Crypto-platforms differ and there are fees involved with trading these currencies that may exceed any profits made, thus traders need to ensure that they understand the full cost before they invest.

4. Regulatory Issues

Strict regulations are in place to ensure that consumers and investors (and their funds) are protected through the provision of tools and remedies to minimise loss and damage, but with cryptocurrency, there is no central regulating authority that offers such.

In fact, cryptocurrency is still unregulated in many African countries. 

Traders who invest in cryptocurrency need to fully understand that there is no security that the coin’s value will be retained.

5. High volatility

Due to cryptocurrency being an unsecured investment along with a  lack of regulation, cryptocurrency can be manipulated, and large price swings are frequent.

Cryptocurrencies can substantially gain or lose half of its value within a day resulting in significant risks when holding crypto as they can potentially create big losses for investors. 

6. Difference in trading platforms

Cryptocurrency is bought and sold on trading platforms that facilitate such transactions where cryptocurrencies can be exchanged for others as well as fiat currency.

These platforms are often not authorised or licensed by reputable regulatory authorities and there is additionally a lack of minimum requirements that the cryptocurrency issuers are subjected to before their currency may trade on a platform.

In addition, some exchanges are not monitoring trading activity to identify manipulative trading behaviour.

7. Cybersecurity risks and threats

Exchanges are often victims of cyber attacks as they hold their users’ cryptoassets. Hackers set out with the purpose of obtaining funds. Unfortunately, exchanges are hacked often, disrupting trading activities and causing a loss of user funds.

You might be interested: Breakout Forex brokers that is changing Africa.

8. Coin availability

There is a finite amount of bitcoin in circulation, and this adds to the reason why bitcoiners trust it more than conventional currencies, as money can be printed for various reasons, including economic and inflation purposes.

Bitcoin is limited to 21 million coins. This supply can not be artificially increased.

9. The risks involved with wallets

Cryptocurrencies are transferred with a degree of anonymity, with the wallets resembling that of an individual’s actual wallet. The same detrimental risk involved with losing one’s wallet, applies to cryptocurrency wallets.

Even though there are numerous trading platforms that offer the option for such a wallet to be linked to a trader’s username and password, it increases vulnerability to cyber attacks should the trading platform be targeted.

10. ICOs and precautions that have to be taken

Initial Coin Offerings (ICOs) are similar to IPOs (Initial Public Offerings) where companies introduce a coin to the market, instead of shares.

There are thousands of cryptocurrencies globally and each companies have set their sights on their cryptocurrency becoming the next bitcoin. Traders should take care, as with investing in IPOs, not to do so lightly.

The risk involved with investing in ICOs should be evaluated thoroughly as traders stand a great chance of incurring losses substantially larger than what they can afford.
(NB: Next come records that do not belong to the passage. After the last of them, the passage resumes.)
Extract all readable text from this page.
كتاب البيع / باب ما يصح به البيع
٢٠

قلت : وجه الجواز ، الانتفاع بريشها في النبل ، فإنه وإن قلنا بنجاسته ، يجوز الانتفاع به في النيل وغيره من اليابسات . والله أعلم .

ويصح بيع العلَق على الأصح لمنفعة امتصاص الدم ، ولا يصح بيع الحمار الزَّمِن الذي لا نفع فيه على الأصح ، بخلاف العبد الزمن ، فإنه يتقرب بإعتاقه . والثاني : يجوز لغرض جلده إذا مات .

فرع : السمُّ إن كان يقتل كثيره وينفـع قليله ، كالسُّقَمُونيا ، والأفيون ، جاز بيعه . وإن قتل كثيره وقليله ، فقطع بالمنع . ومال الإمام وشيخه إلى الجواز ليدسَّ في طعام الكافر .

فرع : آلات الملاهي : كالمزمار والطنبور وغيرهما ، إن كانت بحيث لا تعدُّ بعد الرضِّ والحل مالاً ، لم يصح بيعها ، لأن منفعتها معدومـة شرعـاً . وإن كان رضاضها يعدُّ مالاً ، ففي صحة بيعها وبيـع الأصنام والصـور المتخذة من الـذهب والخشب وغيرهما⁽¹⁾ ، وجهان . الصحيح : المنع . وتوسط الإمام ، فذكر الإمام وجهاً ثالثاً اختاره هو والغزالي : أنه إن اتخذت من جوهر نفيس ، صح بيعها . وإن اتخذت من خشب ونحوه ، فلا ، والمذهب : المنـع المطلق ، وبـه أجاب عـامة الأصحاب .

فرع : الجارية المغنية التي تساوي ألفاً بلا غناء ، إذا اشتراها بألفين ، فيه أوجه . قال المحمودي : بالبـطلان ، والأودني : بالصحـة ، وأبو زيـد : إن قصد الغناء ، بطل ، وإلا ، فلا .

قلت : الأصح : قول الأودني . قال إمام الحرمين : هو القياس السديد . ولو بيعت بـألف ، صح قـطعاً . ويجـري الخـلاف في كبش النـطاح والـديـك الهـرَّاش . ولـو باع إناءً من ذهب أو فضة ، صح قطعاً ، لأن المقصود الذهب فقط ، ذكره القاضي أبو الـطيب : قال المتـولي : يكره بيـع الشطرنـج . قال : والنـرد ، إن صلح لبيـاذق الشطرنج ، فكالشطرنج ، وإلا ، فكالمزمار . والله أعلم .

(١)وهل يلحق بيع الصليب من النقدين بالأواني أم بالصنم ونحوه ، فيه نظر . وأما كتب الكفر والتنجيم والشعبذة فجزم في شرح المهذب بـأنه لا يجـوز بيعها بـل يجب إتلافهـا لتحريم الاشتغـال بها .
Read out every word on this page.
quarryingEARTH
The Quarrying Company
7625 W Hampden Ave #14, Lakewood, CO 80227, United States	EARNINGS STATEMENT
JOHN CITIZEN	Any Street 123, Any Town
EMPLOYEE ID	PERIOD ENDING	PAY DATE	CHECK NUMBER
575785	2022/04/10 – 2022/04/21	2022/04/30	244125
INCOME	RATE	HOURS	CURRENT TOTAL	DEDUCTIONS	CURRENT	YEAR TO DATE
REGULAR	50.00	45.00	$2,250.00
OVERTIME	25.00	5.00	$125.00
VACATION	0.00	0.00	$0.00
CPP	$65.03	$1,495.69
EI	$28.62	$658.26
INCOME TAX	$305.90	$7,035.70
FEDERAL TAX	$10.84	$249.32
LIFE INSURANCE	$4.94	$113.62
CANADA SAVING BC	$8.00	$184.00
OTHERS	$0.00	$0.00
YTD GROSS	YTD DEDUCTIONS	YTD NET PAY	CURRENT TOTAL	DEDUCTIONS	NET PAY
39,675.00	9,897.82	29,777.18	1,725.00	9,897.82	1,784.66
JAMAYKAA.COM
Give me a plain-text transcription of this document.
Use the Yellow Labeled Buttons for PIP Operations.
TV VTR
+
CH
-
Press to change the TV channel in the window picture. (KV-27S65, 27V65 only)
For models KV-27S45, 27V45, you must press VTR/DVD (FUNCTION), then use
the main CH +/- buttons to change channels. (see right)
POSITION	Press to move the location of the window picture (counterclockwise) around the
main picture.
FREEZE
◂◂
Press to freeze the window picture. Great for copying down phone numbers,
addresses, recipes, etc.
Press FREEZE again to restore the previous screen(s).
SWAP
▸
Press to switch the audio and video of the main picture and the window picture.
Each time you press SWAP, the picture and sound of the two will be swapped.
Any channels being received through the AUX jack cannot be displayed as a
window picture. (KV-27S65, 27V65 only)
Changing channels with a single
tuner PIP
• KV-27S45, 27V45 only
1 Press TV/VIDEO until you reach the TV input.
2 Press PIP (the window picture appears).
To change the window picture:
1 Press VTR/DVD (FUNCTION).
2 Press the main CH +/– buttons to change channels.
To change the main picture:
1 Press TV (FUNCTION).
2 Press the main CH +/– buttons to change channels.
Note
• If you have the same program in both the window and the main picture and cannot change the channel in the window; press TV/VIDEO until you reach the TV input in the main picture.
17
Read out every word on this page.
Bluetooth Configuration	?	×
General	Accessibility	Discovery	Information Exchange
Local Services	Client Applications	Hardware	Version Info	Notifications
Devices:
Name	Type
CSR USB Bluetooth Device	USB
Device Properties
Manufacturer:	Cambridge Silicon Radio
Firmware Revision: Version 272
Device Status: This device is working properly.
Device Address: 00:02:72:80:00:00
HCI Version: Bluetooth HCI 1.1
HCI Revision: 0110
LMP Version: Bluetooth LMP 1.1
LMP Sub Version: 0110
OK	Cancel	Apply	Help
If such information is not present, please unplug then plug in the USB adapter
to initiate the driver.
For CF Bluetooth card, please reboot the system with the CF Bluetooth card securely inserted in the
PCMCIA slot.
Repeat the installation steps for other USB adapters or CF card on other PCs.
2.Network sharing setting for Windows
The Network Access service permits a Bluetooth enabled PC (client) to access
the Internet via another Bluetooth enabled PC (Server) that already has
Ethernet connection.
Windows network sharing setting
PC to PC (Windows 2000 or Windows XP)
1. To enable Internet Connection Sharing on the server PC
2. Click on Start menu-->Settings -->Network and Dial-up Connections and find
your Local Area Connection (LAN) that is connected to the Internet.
Before investing, investors should watch for trends in the news and wait for professional commentary on new ICOs.

Final Thoughts

Cryptocurrency has seen an influx in growth and popularity due to consistent growth in the direction of a more digitalised world. But as with all investments, there are still great risks involved along with the chance of gaining profits.

Traders need to evaluate their exposure to risk as well as their willingness and whether they can afford such risk. Cryptocurrency is overtly easy to access and trade but thorough research is needed.

Traders need to ensure that they evaluate trading platforms and providers of trade in cryptocurrency to ensure that with reasonable measure, client funds are not compromised.